The clean energy transition is already straining the world’s supply of critical minerals, and without more production, the decarbonization process could become slower and more expensive, according to a new report from the International Energy Agency (IEA).
As the world begins to eye a phase out of fossil fuels, the mining sector is becoming a lot more important. The IEA raised the alarm about the big roadblocks standing in the way of the energy transition.
Supply of critical minerals inadequate
The metals and mineral resources in question include lithium, cobalt, nickel, copper, aluminum, manganese and graphite, among others, all of which are used in some form in a variety of clean technologies, including solar, wind and batteries.
Since 2010, the average amount of minerals used to generate a unit of power has jumped 50 percent as solar and wind have scaled up. But with a long way to go to decarbonize electricity and transportation systems, a massive amount of new mining capacity is needed, according to the IEA.
The IEA said that to reach the 1.5 to 2-degree-Celsius target laid out in the Paris Agreement would mean a “quadrupling of mineral requirements for clean energy technologies by 2040.” To reach net-zero carbon emissions by mid-century would mean a six-fold increase by 2040.
“Meeting our climate change goals will turbocharge demand for mineral resources,” Fatih Birol, the head of the IEA, told Bloomberg. “Voluntary strategic stockpiling can in some cases help countries weather short-term supply disruptions.”
Lithium is one of the most important metals, with demand expected to rise 40 times over the next two decades. Cobalt demand could rise by between six and 30 times. Copper demand for power lines alone is expected to double.
The danger is that surging demand outpaces supply, resulting in a dramatic price increase, which would not only delay the energy transition but also make it much costlier. “Given the urgency of reducing emissions, this is a possibility that the world can ill afford,” the IEA said.
For example, a doubling of lithium or nickel prices would increase battery costs by 6 percent. If both lithium and nickel prices doubled at the same time, it would wipe out all of the anticipated cost reductions that the agency foresees in battery manufacturing in the years ahead.
One of the problems is that the mining capacity of these minerals is concentrated in a handful of countries, and the processing capabilities are also concentrated in just a few others. Many of the minerals are even more geographically concentrated than what is seen for oil and gas. The top three producing countries of lithium, cobalt, and rare earth elements account for over three quarters of global output. The Democratic Republic of the Congo accounts for roughly 70 percent of cobalt production, and China makes up 60 percent of rare earth elements production.
Even more staggering is China’s 90 percent market share for rare earths processing.

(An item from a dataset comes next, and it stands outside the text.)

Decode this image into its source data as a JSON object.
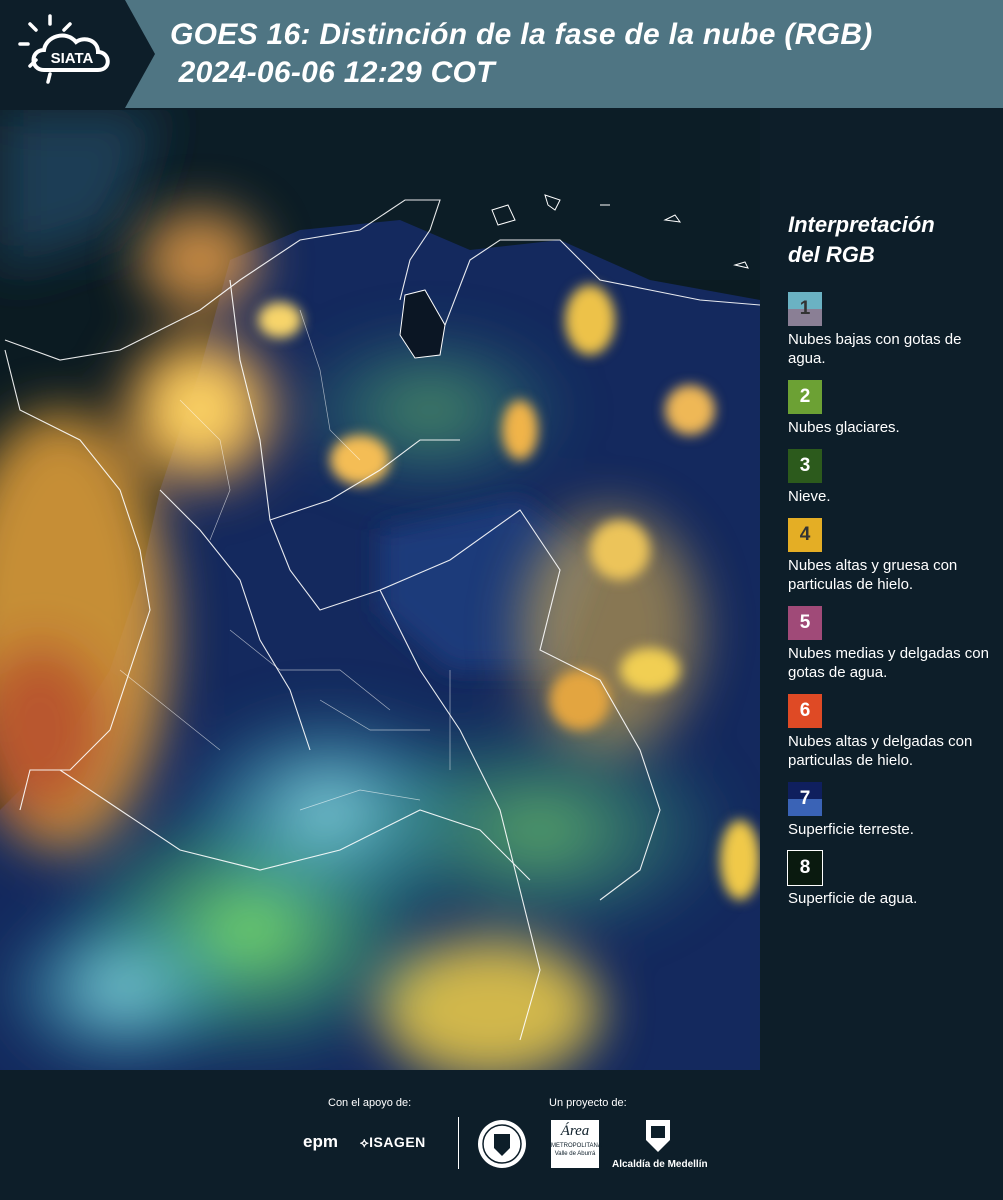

High prices would induce more supply, but the lead times for new projects is extensive. The IEA says that it can take an average of over 16 years to move mining projects “from discovery to first production.” As a result, if companies wait for the demand signals to appear before they greenlight new capacity, it could result in “a prolonged period of market tightness and price volatility.”
Urgent action on supply is needed
The agency called for more investment in supply, and more diversified sources of supply. “Policy
makers can take a variety of actions to encourage new supply projects,” the IEA said, but “the most important is to provide clear and strong signals about energy transitions.” If companies doubt the sincerity of the policy commitment to phase out fossil fuels in favor of clean energy, “they are likely to make investment decisions based on much more conservative expectations,” the agency said.
Cutting the use of metals in solar, wind, batteries and other clean technologies is also going to be an important strategy. Solar panels now use 40 to 50 percent less silver and silicon than they did ten years ago, for instance. Just as important is the need to develop strong recycling systems to relieve pressure on upstream supply.
Even as the world needs to accelerate the production of these critical minerals, new mining projects bring up a host of separate problems. Mining tends to be a dirty process, and it carries environmental risks. It also can affect Indigenous land, whether that is in the United States, or in South America.
But there is no denying the need for more mining capacity and the U.S. government is starting to pay attention to this emerging problem. The U.S. has only one active lithium mine, located in Nevada, despite having some of the world’s largest reserves.
With the Biden administration’s attempts to jump start a rapid decarbonization process, both political parties are now mulling reforms to the bedrock mining laws in the country, although the parties have different ideas about how to do that, as E&E News reports. But with the infrastructure package moving through Congress, and a palpable urgency to push for more renewables on the rise, there could be momentum for action on mining.